Doc Prep Fee - The Huntington Case
by BOL Guru Mary Beth Guard
Huntington Mortgage Company faced a class action suit challenging a document preparation fee routinely charged by Huntington that was not disclosed as part of the finance charge. The 6th Circuit Court of Appeals ruled 4/29/02 on an appeal from the district court's summary judgment in favor of Huntington on the issue of whether Huntington's actions violate the Truth in Lending Act and state law.
Background, Issues, and Decision
Huntington charges a document preparation fee of $250 on mortgage loans. In rare cases, it waives or reduces that fee. Plaintiffs claim that charging the fee without disclosing it as a finance charge violates the Truth in Lending Act and Regulation Z. Reg Z allows a lender to exclude from the finance charge fees for the preparation of certain "loan-related documents" as long as the fees are "bona fide and reasonable in amount." Plaintiffs raised two arguments:
The TILA exclusion should apply only to documents related to the transfer of title, not to all documents connected with a mortgage loan. [They based this argument primarily on an interpretation of RESPA and HUD's Reg X.]
Huntington's document preparation fee was not "bona fide and reasonable" because it covers loan origination costs and because document preparation services are available on the Internet for substantially less than $250.
Essentially, plaintiffs asserted that Huntington's doc prep fee is not "exactly what it purports to be". Under plaintiffs' view, Huntington can only charge its costs of preparing title-related documents, such as notes, mortgages, and deeds. Their reasoning is that on the Good Faith Estimate prepared to comply with RESPA, the entered the $250 doc prep fee on Line 1105 -- and that's the line for costs of preparing title-related documents.
The district court below had described this as "a strained effort by plaintiffs to bootstrap an arguable violation of Regulation X, for which there is no private right of action, into a TILA violation." The 6th Circuit Court says that
HUD's Regulation X is simply not germane to plaintiffs' TILA claim.
The plain language of Reg Z permits the exclusion of fees for the preparation of not only mortgages and deeds, but also "settlement documents" -- a broad term "that would seem to encompass any other documents necessary for the closing of a mortgage loan."
The appendix to Regulation X states that Line 1005 is for the entry of "charges for preparation of deeds, mortgages, notes, etc." The inclusion of the term "etc." in the Regulation X, Line 1005 definition leaves room for fees for the preparation of settlement docs other than title-transferring documents. Even if it didn't, that doesn't establish a violation of Regulation Z, which contains a different definition.
Plaintiffs made another argument about the bona fide nature of the fee that related to statements made by a manager. Those arguments, which also didn't help the plaintiff, aren't detailed here because they are fact-specific and relate to the interplay between related companies.

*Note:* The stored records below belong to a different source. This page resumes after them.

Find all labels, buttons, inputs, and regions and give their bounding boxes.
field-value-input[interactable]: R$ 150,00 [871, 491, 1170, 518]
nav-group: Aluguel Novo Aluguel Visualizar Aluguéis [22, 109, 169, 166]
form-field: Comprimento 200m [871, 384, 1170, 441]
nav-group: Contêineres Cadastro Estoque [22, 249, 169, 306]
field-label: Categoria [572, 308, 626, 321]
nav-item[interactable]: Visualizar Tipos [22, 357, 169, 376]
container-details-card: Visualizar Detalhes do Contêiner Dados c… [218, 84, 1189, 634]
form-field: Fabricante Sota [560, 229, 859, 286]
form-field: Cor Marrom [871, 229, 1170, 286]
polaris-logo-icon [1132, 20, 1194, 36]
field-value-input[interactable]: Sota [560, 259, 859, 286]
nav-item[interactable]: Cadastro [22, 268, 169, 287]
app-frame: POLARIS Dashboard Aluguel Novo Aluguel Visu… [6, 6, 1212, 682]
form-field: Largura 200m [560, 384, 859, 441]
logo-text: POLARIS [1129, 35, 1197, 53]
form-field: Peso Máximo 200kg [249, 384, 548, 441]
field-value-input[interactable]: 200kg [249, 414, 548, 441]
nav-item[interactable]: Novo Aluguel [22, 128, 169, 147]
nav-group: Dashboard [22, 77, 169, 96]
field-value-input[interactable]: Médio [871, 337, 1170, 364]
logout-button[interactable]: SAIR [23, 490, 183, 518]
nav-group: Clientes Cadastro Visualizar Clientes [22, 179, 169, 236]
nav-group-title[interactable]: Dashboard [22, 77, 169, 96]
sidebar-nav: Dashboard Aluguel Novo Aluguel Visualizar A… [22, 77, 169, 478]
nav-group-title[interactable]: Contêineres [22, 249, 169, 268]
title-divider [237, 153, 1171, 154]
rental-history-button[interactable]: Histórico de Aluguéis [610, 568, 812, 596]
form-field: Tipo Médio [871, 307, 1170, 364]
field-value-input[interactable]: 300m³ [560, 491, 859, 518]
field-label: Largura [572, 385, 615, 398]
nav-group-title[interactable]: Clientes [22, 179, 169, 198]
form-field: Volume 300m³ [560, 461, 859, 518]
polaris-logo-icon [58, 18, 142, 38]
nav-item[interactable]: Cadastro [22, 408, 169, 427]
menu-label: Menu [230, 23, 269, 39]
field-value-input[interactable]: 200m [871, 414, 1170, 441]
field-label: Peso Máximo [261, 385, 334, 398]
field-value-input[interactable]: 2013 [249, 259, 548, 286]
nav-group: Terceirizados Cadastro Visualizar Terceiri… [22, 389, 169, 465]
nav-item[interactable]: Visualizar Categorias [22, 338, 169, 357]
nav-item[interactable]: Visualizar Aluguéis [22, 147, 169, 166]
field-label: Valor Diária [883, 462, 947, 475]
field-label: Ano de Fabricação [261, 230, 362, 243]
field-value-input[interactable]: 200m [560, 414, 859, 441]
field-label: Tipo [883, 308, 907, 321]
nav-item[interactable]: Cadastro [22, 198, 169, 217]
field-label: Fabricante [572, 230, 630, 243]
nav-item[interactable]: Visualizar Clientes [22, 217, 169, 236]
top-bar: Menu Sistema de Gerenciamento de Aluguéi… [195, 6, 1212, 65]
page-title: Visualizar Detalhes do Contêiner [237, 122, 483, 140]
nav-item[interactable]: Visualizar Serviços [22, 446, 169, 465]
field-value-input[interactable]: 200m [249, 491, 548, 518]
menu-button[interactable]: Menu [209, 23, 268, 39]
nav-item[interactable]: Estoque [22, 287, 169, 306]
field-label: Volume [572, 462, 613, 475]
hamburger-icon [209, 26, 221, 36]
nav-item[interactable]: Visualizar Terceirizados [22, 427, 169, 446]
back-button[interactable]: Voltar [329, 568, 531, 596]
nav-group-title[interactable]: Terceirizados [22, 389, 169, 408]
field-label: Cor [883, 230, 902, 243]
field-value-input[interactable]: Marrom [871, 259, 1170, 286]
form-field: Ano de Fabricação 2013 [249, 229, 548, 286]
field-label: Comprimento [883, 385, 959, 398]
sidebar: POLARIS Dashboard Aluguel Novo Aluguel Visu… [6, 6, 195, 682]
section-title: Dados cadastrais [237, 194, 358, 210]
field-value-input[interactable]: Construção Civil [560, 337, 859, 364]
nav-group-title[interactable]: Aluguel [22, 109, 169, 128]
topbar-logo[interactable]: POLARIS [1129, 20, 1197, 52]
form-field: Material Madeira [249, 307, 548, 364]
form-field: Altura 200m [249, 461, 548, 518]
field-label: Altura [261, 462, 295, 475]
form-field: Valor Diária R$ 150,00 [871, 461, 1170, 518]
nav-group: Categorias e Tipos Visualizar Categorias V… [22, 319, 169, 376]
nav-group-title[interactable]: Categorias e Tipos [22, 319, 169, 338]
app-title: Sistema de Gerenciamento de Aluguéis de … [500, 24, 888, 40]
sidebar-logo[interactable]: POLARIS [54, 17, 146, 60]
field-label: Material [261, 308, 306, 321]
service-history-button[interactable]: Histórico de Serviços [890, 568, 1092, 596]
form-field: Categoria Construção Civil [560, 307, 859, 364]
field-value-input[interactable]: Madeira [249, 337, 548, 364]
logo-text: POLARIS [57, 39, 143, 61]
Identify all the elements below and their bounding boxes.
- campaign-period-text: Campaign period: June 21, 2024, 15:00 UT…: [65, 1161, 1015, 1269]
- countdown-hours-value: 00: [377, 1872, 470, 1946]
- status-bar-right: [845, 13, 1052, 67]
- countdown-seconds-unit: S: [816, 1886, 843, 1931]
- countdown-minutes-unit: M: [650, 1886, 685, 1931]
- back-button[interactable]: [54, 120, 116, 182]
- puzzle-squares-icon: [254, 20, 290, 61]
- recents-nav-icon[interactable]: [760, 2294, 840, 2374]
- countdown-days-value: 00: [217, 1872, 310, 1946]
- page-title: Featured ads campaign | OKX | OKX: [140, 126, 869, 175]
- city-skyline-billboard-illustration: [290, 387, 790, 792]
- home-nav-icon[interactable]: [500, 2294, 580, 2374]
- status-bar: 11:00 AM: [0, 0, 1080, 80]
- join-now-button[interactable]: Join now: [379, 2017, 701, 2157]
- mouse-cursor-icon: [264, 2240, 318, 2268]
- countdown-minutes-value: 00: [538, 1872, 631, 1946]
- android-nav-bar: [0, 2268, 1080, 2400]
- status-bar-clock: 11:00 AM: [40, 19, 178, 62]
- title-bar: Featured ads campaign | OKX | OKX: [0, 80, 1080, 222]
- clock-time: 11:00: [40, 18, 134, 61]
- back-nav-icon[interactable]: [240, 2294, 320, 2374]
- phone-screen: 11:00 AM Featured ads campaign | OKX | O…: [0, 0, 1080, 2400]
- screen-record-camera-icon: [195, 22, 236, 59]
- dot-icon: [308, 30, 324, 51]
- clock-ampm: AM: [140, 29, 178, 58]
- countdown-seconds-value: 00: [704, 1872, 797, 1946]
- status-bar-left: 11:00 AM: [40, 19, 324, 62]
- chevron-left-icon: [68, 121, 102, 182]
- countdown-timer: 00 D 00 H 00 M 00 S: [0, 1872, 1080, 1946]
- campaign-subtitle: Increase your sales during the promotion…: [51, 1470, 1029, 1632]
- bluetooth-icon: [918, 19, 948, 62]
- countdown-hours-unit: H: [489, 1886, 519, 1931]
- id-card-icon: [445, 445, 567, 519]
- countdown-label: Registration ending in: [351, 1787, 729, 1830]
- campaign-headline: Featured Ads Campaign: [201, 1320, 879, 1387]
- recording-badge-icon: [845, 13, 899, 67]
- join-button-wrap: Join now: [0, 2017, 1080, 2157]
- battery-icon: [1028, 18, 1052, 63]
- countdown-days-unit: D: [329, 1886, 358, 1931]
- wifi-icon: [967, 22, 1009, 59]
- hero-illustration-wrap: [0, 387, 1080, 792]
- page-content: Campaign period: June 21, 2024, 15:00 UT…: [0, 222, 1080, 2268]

The final argument was that the fee charged is not "reasonable in amount" as required by Reg Z. Plaintiffs tried to get the court to rule that mortgage lenders may only charge as a doc prep fee the amount of the lender's actual costs for preparing loan related documents. In this case, Huntington had its own employees prepare the relevant documents, rather than a third-party service, making it difficult to determine the actual preparation costs on individual loans. Huntington argued instead that the fee should be considered reasonable it it was:
for a service actually performed; and
reasonable in comparison to prevailing practices of the industry in the relevant market.
In a previous case, In re Grigsby, the court said:
"To be excluded from the finance charge, the fees must not only be the right types, but they must also be 'bona fide and reasonable in amount.' They are bona fide even if the services for which the fees are imposed are performed by employees of the creditor rather than a third party . . . Charges must be reasonable in amount so as not to allow inflated costs to indirectly augment the creditor's yield. Reasonableness should be determined by comparing the charges imposed by a particular creditor with the prevailing practices of the industry in the locality."
Huntington had produced evidence that suggested $250 is a reasonable fee for document preparation in Western Michigan. The plaintiffs did not produce any evidence to the contrary. The appellate court therefore found there is no genuine issue of material fact as to whether the fee was "reasonable" under Regulation Z. The fact that doc prep services are offered for substantially less on the Internet does not create an issue of fact as to reasonableness. The issue is not whether Hungtington has used the cheapest third-party service available to it anywhere, but whether the fee is reasonable given the prevailing practices in the relevant market.